Brandon J. Van Every vanevery at indiegamedesign.com
Thu Sep 9 03:27:58 PDT 2004


I think we should look at markets that need:

- C/C++ levels of performance.  OCaml is capable here, unlike Java or
C#.  Performance is the main thing that interested me about OCaml as a
game developer.  Other markets could be scientific computation,
simluation, mathematics.  You can probably think of others where
performance matters.

- robust modular scaleup.  *HUGE* software systems, where the advantages
of strong type safety would be most noticeable.  Things that must be
reliable or else the business is in jeopardy, or maybe even people die.
I'm not terribly familiar with such markets, hopefully some of you are.

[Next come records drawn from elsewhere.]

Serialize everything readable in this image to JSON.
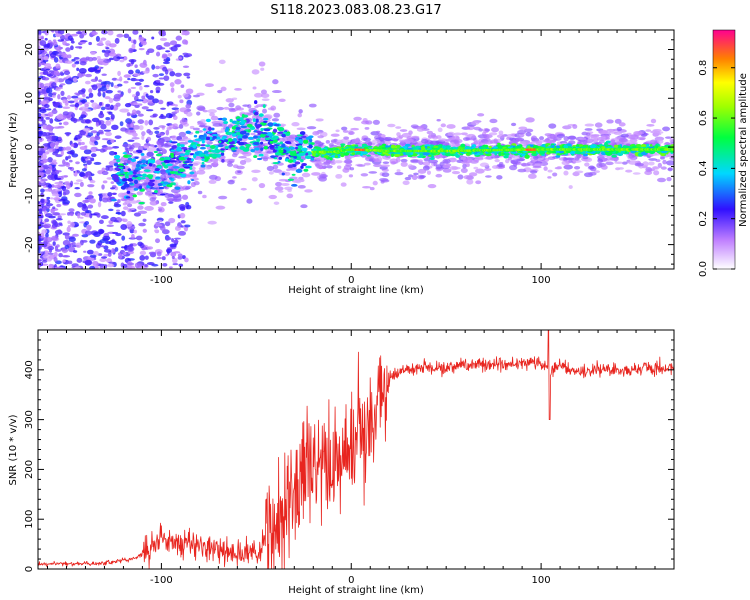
{
  "title": "S118.2023.083.08.23.G17",
  "chart_data": [
    {
      "type": "heatmap",
      "xlabel": "Height of straight line (km)",
      "ylabel": "Frequency (Hz)",
      "xlim": [
        -165,
        170
      ],
      "ylim": [
        -25,
        24
      ],
      "xticks": [
        -100,
        0,
        100
      ],
      "yticks": [
        -20,
        -10,
        0,
        10,
        20
      ],
      "colorbar": {
        "label": "Normalized spectral amplitude",
        "range": [
          0,
          0.95
        ],
        "ticks": [
          "0.0",
          "0.2",
          "0.4",
          "0.6",
          "0.8"
        ]
      },
      "ridge": {
        "x": [
          -120,
          -100,
          -90,
          -80,
          -70,
          -60,
          -50,
          -45,
          -40,
          -35,
          -30,
          -25,
          -20,
          -10,
          0,
          20,
          50,
          80,
          100,
          120,
          150,
          170
        ],
        "y": [
          -6,
          -5,
          -3,
          0,
          1.5,
          2.5,
          3,
          2.5,
          1,
          -1,
          -2,
          -1.5,
          -1,
          -1,
          -0.5,
          -0.8,
          -0.8,
          -0.6,
          -0.5,
          -0.5,
          -0.5,
          -0.5
        ]
      }
    },
    {
      "type": "line",
      "xlabel": "Height of straight line (km)",
      "ylabel": "SNR (10 * v/v)",
      "xlim": [
        -165,
        170
      ],
      "ylim": [
        0,
        480
      ],
      "xticks": [
        -100,
        0,
        100
      ],
      "yticks": [
        0,
        100,
        200,
        300,
        400
      ],
      "color": "#e8251f",
      "profile": {
        "x": [
          -165,
          -130,
          -115,
          -105,
          -100,
          -90,
          -80,
          -70,
          -60,
          -50,
          -45,
          -40,
          -35,
          -30,
          -25,
          -20,
          -15,
          -10,
          -5,
          0,
          5,
          10,
          15,
          20,
          25,
          30,
          40,
          50,
          60,
          70,
          80,
          90,
          100,
          105,
          110,
          120,
          130,
          150,
          170
        ],
        "y": [
          10,
          12,
          20,
          40,
          60,
          50,
          45,
          40,
          30,
          35,
          50,
          80,
          110,
          150,
          180,
          200,
          210,
          200,
          220,
          210,
          260,
          300,
          350,
          380,
          395,
          400,
          405,
          405,
          410,
          410,
          410,
          415,
          415,
          400,
          410,
          395,
          400,
          400,
          405
        ]
      }
    }
  ]
}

I'm not sure if OCaml is going to show advantages of type safety unless
the software system is very large.  Small programs seem to get away with
a lot.  There is also the school of thought that stringent unit testing
is what matters, not compiler checks.

I'm concerned, per current discussion on caml-list, that OCaml shows too
many characteristics similar to a segmented memory architecture.  This
is true on 32-bit systems at least.  Things like the 4MB array element
limit are bad.  You're getting faster GC, but you're paying for it by
limiting the chunk size of problems you can deal with.  Someone
expressed hope for the adoption of 64-bit systems.  64-bit would mask
OCaml's weakness in this area, and might be a good market since little
has been done there yet.  On the other hand, few are using it yet.

It would be nice to have case studies / success stories about such
issues.  There's some at http://caml.inria.fr/users_programs-eng.html
but these aren't writeups or whitepapers, they're links to projects.
Python has the right idea with http://www.pythonology.com/success .  I
don't think these are marketed as well as they could be, but it's an
awfully good repository of business solutions that have worked, and why
they worked.  If you read all of them, you can definitely come to
conclusions about what Python is and isn't good at.  The weaknesses are
denoted chiefly by what's absent.


Cheers,                     www.indiegamedesign.com
Brandon Van Every           Seattle, WA

OCaml offers superior high level language features,
superior type safety, and performance.